In the meantime, as always, more writing.

That’s my progress. How are you doing on your projects? Any breaking news? Any contests you’re planning on entering? Requests on queries? Let me know!

The Pitch Wars Cometh…

I know, I’m terribly late to posting today. One of those days. But that’s all right, because tomorrow is….

Pitch Wars Day!

That’s right. The day I’ve been long preparing for is finally arriving tomorrow. For those who haven’t heard, Pitch Wars was a contest sponsored by Brenda Drake and a slew of other fabulous people where if selected the writer would be mentored by a business professional. They would receive feedback on their manuscript and work with their mentor to prepare a pitch for participating agents in the hopes of receiving requests for more material.

Why is this such a great opportunity? The professional feedback alone is worth the effort. But as any of you who’ve tried querying know, it’s hard to get an agent’s attention when they get hit with mountains of submissions daily. This is like stepping to the front of the line for consideration. Sure, it’s no guarantee, but front of the line, people!

My mentor is Marieke Nijkamp and you’d think we were destined to be mentor and mentee from the beginning. Both of us have rabid loves of all things geek, especially Doctor Who. I knew, however, when she was getting my obscure Captain Planet references we were a good match. She gave me great feedback, but I feel like I should explain. It’s one thing to get typo corrections and sentence structure feedback, which is important. But Marieke really dug into the heart of my book. It was like having my subconscious coming out and telling me the weaknesses of my story. The best part was she didn’t tell me this is how you must fix the manuscript. She told me more what she believed I was going for and where she thought it was week and what she thought could help fix problems.

Point being, I didn’t really disagree with anything. I really felt like she’d given SHADE a fair shake and helped me see things my subconscious had tried to tell me all along. And I really like where things went from there. I can’t believe how much SHADE has come along, and I’m proud of where it stands now. Thanks so much Marieke! And Happy Birthday tomorrow!

If only all our birthdays could be as awesome as this!

So tomorrow’s the day. I encourage you to visit the YA Misfits blog to see the pitches of yours truly as well as other mentees. I think it’s good to see how they pitched things to learn how good pitches are made.

The alternates’ pitches are being hosted on the blogs of Kimberly, Dee, FizzyGrrl, Mónica, and Brenda, which you should definitely take a look at as well. These are all strong stories. And if Pitch Wars isn’t what makes it for them, I’m sure you’ll see them in publication down the road via another route very soon. I know an agent would be crazy not to take a look at my the pitches of my friends Brian (The Key to Eden) and Kati & Heidi (Mystic Cooking).

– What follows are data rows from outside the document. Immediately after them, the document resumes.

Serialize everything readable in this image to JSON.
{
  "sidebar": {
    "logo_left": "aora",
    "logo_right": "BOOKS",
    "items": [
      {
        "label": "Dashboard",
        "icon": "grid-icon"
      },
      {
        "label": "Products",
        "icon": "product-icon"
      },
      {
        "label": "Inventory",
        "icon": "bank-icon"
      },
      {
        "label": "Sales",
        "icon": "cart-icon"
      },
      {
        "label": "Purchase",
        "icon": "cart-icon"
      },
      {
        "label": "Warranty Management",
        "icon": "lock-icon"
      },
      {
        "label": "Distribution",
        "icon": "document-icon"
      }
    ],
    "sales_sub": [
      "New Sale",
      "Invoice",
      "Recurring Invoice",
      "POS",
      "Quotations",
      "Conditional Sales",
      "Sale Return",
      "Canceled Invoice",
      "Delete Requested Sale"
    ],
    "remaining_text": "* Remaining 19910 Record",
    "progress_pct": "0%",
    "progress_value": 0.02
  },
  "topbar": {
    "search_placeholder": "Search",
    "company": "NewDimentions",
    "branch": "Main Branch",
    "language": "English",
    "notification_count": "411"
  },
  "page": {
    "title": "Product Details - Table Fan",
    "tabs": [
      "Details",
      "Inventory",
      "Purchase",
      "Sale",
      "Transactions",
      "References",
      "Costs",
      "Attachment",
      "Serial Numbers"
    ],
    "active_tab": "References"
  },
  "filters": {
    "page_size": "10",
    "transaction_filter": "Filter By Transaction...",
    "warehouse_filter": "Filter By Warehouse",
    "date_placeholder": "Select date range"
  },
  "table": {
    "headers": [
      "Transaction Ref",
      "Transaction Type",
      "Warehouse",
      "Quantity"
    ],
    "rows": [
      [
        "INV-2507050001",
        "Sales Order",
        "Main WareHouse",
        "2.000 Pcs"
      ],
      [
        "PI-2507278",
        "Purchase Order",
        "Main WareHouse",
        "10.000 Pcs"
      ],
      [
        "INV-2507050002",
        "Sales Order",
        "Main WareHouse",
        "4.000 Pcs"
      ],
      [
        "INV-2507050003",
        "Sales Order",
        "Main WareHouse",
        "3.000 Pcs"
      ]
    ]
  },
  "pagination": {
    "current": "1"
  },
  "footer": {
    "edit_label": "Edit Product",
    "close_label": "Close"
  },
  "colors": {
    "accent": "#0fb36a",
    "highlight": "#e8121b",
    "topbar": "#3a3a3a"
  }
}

Wish us all luck tomorrow! 🙂

Update

This week I’m heading off to the Backspace Writers Conference in New York City.  I had hoped to leave you with some more meaty posts before going, but I’ve been steadily preparing for the conference which includes professional feedback on my query letter, the first pages of the first chapter, and the first 10 pages of the novel.  I’m looking forward to learning how I can continue to improve my writing.  And I’m looking forward to all the networking I’ll be able to do, hopefully with some agents, but I suspect mostly with other writers (whom I love meeting).

I plan to post notes here on what I learned and impressions I came away with.  I may even throw in a few photos of fun things I did while in New York.  (Sadly, the Statue of Liberty won’t be one of them, it’s technically closed for renovations…  I mean, yes, you can go to Liberty Island, but can’t go in?  No thanks!).

I’ve been to a smaller writers conference and also came away with feedback (very helpful) and networked with writers (also very helpful, as they may know things you don’t).  But I think the big ones are best saved until you’re ready to handle feedback professionally, and that takes developing thick skin.  So for all you thin-skinned writers out there–start working up to it.